Adelita Husni-Bey & Amanda Parmer in conversation
Thursday, June 1st, 7:00-9:00pm
Please join us for a closing reception and conversation with artist Adelita Husni-Bey and Vera List Center for Art and Politics Curator, Amanda Parmer, on deferred notions of community, radical pedagogy, habitability, the question of origin and a trip to Mars.
*Tell me about your hands
*Tell me about what happens when you are hungry
*How long ago has the Perpetual War ended? Has it ended?
*Teach me how to say I love you with this technology?
*How does this society ‘know’?
*Where do they keep the things they ‘know’?

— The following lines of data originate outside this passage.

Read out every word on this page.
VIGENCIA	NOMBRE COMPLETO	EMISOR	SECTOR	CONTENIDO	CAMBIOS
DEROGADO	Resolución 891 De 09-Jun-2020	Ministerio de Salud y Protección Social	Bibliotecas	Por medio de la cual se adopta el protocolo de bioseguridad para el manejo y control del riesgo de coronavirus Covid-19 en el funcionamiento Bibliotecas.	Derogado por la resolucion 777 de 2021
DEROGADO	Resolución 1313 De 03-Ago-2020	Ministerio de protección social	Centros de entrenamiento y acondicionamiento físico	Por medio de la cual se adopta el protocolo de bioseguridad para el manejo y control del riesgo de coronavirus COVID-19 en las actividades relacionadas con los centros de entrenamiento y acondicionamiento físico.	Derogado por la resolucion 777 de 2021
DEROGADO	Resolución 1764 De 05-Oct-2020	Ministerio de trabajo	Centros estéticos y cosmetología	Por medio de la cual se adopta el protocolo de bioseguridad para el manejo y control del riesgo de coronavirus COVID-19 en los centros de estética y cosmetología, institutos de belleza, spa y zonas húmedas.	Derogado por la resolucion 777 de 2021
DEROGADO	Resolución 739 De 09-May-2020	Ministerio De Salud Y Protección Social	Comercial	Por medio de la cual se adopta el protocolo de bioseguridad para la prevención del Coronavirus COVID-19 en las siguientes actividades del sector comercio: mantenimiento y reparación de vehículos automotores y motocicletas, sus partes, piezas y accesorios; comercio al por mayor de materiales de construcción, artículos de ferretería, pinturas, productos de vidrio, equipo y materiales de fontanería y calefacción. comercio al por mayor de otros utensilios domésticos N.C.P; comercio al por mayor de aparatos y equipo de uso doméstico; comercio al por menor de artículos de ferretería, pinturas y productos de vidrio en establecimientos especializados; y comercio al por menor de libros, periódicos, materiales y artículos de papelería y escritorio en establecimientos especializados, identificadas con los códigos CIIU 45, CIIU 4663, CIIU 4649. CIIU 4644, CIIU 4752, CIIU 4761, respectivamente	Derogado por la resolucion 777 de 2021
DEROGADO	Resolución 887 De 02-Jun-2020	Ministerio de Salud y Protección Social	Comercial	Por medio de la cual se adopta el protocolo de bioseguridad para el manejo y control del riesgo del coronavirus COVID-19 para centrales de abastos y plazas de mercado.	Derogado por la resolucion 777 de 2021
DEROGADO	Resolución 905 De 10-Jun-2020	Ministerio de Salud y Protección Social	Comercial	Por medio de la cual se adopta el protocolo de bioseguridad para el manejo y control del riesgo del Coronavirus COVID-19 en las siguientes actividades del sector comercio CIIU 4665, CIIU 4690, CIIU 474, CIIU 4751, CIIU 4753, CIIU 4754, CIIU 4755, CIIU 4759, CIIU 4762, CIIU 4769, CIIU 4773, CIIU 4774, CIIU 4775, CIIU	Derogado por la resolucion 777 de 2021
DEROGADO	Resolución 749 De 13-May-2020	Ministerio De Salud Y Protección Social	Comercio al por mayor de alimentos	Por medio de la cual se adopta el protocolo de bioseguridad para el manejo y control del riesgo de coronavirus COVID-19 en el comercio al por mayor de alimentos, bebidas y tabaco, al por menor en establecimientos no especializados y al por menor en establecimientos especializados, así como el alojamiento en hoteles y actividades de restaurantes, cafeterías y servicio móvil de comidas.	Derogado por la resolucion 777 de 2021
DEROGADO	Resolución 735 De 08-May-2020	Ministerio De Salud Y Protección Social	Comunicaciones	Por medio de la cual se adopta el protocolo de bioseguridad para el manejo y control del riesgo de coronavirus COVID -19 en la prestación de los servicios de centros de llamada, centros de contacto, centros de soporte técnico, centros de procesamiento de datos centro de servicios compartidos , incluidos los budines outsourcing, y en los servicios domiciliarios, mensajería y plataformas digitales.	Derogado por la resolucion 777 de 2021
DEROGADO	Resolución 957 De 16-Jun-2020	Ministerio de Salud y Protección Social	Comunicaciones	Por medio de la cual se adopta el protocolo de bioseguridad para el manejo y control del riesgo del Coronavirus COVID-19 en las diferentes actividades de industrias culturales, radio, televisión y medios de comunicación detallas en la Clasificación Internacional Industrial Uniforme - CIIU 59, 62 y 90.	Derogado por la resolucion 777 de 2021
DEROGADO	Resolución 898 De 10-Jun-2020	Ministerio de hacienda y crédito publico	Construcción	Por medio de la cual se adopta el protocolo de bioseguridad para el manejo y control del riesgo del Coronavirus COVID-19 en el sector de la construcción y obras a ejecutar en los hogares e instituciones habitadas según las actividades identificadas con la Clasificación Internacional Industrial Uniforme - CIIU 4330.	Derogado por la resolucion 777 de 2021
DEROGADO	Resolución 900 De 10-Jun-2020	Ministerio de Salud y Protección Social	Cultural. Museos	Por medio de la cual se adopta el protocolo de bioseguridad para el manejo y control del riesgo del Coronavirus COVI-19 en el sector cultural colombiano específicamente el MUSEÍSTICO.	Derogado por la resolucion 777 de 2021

These are some of the questions that structured a workshop produced in collaboration with Authoring Action, a group of teen authors headed by writer Nathan Ross Freeman and held at the South Eastern Center for Contemporary Art in January 2015. The workshop explored capitalist colonialist futures and the prospect of populating Mars through writing exercises and experimental pedagogical practice. The resulting 2 channel installation displays both the performance crafted by members of Authoring Action in collaboration with the artist and parts of the workshop, both held in an empty theater. A surreal to and fro across deserts and poisonus landscapes, the promise of digital sociality through genetic modification and a ‘perpetual war’ structure the performance, while the workshop screen centers on the ways we understand words such as development vs. imperialism, or uninhabited vs. empty and the socio-historical lineage of these concepts from the ‘outset’ to the year 2265.
Adelita Husni-Bey (Italy-1985) lives in New York. She stages workshops and produces publications, radio broadcasts, archives and exhibitions focused on using collectivist and non-competitive pedagogical models within the framework of urban studies. In her 10 years practicing as both an artist and a pedagogue Adelita has worked with activists, architects, jurists, schoolchildren, spoken word poets, students and teachers on unpacking the complexity of collectivity. To make good what can never be made good: what we owe each other. Recent solo exhibitions include: A Wave in the Well, Sursock Museum, Beirut, 2016, Movement Break, Kadist foundation, 2015, Playing Truant, Gasworks, 2012. She has participated in The Eighth Climate, 11th Gwangju Biennale, 2016, Ennesima, Triennale di Milano, 2015, Undiscovered Worlds, the High Line, 2015, Really Useful Knowledge, Reina Sofia museum, 2014, Utopia for Sale?, MAXXI museum, 2014 and has held workshops and lectures at ESAD Grenoble, 2016, The New School, 2015, Sandberg Institute, 2015, Museo del 900, 2013, Temple University, 2013, Birkbeck University, 2011 amongst other spaces. She is a 2012 Whitney Independent Study Program fellow and will be representing Italy at the 2017 Venice Biennale.
Amanda Parmer's writing, archival and curatorial work focuses on developing community through pedagogy and our elected affinities. She was a 2009-10 Whitney Independent Study Program Helena Rubenstein Curatorial Fellow and is currently the Curator at the Vera List Center for Art and Politics and co-curator of Maria Thereza Alves' Seeds of Change: Botany and Colonization. She has presented exhibitions, programs and events in collaboration with e-flux, the New School, The New York Armory and Volta Shows, The Kitchen, and Cleopatra's, Brooklyn and Berlin. She has most recently published "Yoko Ono Shaking the Sign" for the Henie Onstad Kunstcenter's A Pendaflex, "Tunisian-Lampedusian Migrants as Commodities" for The Ocean After Nature organized by Independent Curators International; "Our Human Entanglements with Corporeal and Terrestrial Grounds" for Marie Kølbæk Iversen's If the Earth Were a Body Borders Would be Wounds; and "Interval" for the Dictionary of the Possible. In 2014 she initiated Parmer, a curatorial project looking at matrilineal relations that has taken place at 464 Quincy, Abrons Arts Center and Sunview Luncheonet.
Image detail: video still, 2265, 2 channel video installation, HD video, color, sound, 2015. Courtesy MILLER, New York and Galleria Laveronica, Modica.